AS9100 Surveillance Audit

An AS9100 surveillance audit is a periodic assessment performed by an accredited certification body to confirm that an organization’s AS9100 aerospace quality management system continues to conform to the standard between full recertification audits. It focuses on whether the system is being maintained, followed in day-to-day operations, and kept effective over time.

Key characteristics

In an industrial and manufacturing context, an AS9100 surveillance audit typically:

• Occurs on a scheduled cycle (commonly annually or more frequently) during the 3-year AS9100 certification period
• Reviews selected processes and sites rather than the entire management system in full depth
• Samples production, maintenance, and support processes (for example, contract review, document control, training, nonconformance and CAPA, FAI/AS9102 linkage, and configuration management)
• Checks that previous nonconformities have been addressed and that corrective actions are effective
• Verifies that records, data, and change controls support traceability and compliance claims
• Can lead to nonconformities, observations, or opportunities for improvement that must be handled through the organization’s quality system

Operational relevance

For regulated aerospace manufacturing and MRO environments, surveillance audits typically touch:

• Shop-floor controls such as routings, travelers, work instructions, and inspection records
• MES, ERP, PLM and QMS integrations that support traceability, configuration control, and document governance
• Nonconformance, MRB, and CAPA workflows, including data used for root cause and effectiveness checks
• Supplier management, including incoming inspection, outsourced processing, and supplier performance records
• Internal audits, management review, risk-based thinking, and evidence of continual improvement

Surveillance audits are certification audits. They are distinct from internal process audits or customer audits, although the same operational records (for example, DHR/device history-like records, as-built traceability, training records, and change histories) are often used as evidence across all three.

Common confusion

• Surveillance audit vs. recertification audit: A recertification audit is a more comprehensive assessment at the end of the certification cycle, while a surveillance audit is a periodic, more targeted review carried out during the cycle.
• Surveillance audit vs. internal audit: Internal audits are performed by or on behalf of the organization itself to check its own AS9100 implementation. Surveillance audits are carried out by the external certification body that issued the AS9100 certificate.
• AS9100 vs. ISO 9001 surveillance audits: AS9100 surveillance audits build on ISO 9001 principles but add aerospace-specific expectations such as configuration management, special requirements, critical items, and product safety.

Relation to audit readiness

Organizations that manage audit readiness for AS9100 often treat surveillance audits as recurring checkpoints.

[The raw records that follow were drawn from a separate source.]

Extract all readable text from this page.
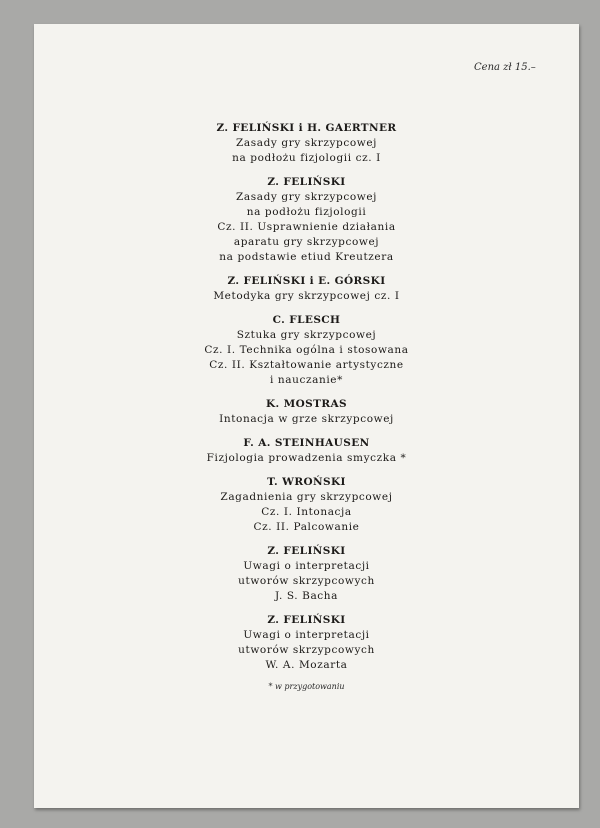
Cena zł 15.–
Z. FELIŃSKI i H. GAERTNER
Zasady gry skrzypcowej
na podłożu fizjologii cz. I
Z. FELIŃSKI
Zasady gry skrzypcowej
na podłożu fizjologii
Cz. II. Usprawnienie działania
aparatu gry skrzypcowej
na podstawie etiud Kreutzera
Z. FELIŃSKI i E. GÓRSKI
Metodyka gry skrzypcowej cz. I
C. FLESCH
Sztuka gry skrzypcowej
Cz. I. Technika ogólna i stosowana
Cz. II. Kształtowanie artystyczne
i nauczanie*
K. MOSTRAS
Intonacja w grze skrzypcowej
F. A. STEINHAUSEN
Fizjologia prowadzenia smyczka *
T. WROŃSKI
Zagadnienia gry skrzypcowej
Cz. I. Intonacja
Cz. II. Palcowanie
Z. FELIŃSKI
Uwagi o interpretacji
utworów skrzypcowych
J. S. Bacha
Z. FELIŃSKI
Uwagi o interpretacji
utworów skrzypcowych
W. A. Mozarta
* w przygotowaniu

They use data from MES, ERP, PLM, and QMS systems to keep a standing set of evidence available, such as:

• Controlled procedures and work instructions linked to current revisions
• Training and qualification records for operators and inspectors
• Traceable production and inspection records, including first article inspections when applicable
• Nonconformance reports, corrective actions, and effectiveness reviews
• Internal audit plans, results, and management review minutes

The core purpose of an AS9100 surveillance audit is to verify ongoing conformity and the sustained effectiveness of the aerospace quality management system, not to redesign processes or act as a consulting engagement.